Saturday, October 24, 2015

The Movie "Truth" Has Nothing to Do With Truth

In September 2004, Dan Rather of CBS 60 Minutes II reported on a story based on four memos reportedly taken from the files of George W. Bush's former Air National Guard  commanding officer. They were memos regarding Bush being absent without leave and his poor performance. It was a clear effort to discredit Bush and influence the upcoming election. The problem was the memos were obvious forgeries. It was easily shown that they were created using a word processor because the font they were typed in is a "computer" font that didn't even exist at the time the memos were claimed to have been written. Had Rather or the producer of the piece, Mary Mapes, bothered to do their journalistic due diligence, they would have easily discovered this and never run the story. But either because of their political motivation or zeal to get a juicy story, they didn't fact check their information and it cost both of them their jobs and reputations - as it should have. A former network news executive called this scandal the worst in American journalistic history.

Now apparently Hollywood feels as though enough time has passed in order for them to re-write history and tell the story they way they wish it had happened rather than the way it actually did.
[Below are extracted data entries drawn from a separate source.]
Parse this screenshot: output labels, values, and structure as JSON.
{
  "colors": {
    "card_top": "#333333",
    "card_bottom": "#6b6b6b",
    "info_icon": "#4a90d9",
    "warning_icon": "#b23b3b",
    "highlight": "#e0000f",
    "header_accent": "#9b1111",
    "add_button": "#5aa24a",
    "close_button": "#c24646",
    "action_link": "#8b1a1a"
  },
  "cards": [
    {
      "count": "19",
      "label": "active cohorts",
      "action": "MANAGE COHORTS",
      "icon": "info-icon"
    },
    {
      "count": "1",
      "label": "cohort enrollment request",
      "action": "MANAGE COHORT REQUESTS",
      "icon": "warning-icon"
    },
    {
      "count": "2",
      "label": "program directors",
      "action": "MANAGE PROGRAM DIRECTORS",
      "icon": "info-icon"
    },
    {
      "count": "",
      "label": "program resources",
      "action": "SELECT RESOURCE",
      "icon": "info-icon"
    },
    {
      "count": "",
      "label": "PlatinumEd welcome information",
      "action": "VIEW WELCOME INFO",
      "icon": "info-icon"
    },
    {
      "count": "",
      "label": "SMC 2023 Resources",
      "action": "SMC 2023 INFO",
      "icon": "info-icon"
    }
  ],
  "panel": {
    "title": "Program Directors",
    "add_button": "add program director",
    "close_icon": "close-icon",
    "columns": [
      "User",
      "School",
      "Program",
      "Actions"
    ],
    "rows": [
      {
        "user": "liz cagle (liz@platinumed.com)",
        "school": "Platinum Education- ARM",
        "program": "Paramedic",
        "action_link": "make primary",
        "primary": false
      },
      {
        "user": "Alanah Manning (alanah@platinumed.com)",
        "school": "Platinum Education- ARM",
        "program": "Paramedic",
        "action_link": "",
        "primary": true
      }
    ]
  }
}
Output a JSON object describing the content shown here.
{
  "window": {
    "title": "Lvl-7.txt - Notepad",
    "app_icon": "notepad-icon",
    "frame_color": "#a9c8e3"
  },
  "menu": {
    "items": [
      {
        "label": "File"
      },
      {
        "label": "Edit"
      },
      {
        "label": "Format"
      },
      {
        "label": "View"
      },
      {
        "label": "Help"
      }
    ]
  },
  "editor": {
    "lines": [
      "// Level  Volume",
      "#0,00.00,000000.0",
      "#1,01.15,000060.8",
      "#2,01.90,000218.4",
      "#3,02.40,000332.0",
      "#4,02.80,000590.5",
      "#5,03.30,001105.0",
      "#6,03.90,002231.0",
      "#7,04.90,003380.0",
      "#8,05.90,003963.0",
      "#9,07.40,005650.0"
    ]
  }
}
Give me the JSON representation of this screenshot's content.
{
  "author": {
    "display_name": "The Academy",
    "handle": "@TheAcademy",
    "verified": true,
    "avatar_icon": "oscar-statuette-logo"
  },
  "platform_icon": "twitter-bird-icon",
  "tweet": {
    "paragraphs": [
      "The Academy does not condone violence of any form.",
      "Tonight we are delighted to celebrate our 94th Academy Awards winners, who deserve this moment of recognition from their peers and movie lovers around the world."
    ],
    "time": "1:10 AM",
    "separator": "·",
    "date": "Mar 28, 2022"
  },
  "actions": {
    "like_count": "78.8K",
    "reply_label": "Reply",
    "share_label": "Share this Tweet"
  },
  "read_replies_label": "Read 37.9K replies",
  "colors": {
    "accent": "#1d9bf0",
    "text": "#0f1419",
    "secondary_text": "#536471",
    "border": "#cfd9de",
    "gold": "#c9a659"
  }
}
To be fair, Hollywood and the media having a certain bias is nothing new and it hasn't always been left-leaning. However, manufacturing evidence, rigging tests (as NBC did with GM) and forging documents is a dangerous new development that imperils a free society.

Hopefully moviegoers will be savvy enough to see through this shameless piece of propaganda and not financially reward those who were responsible for making it. Hollywood needs to be taught a painful lesson - lies don't sell.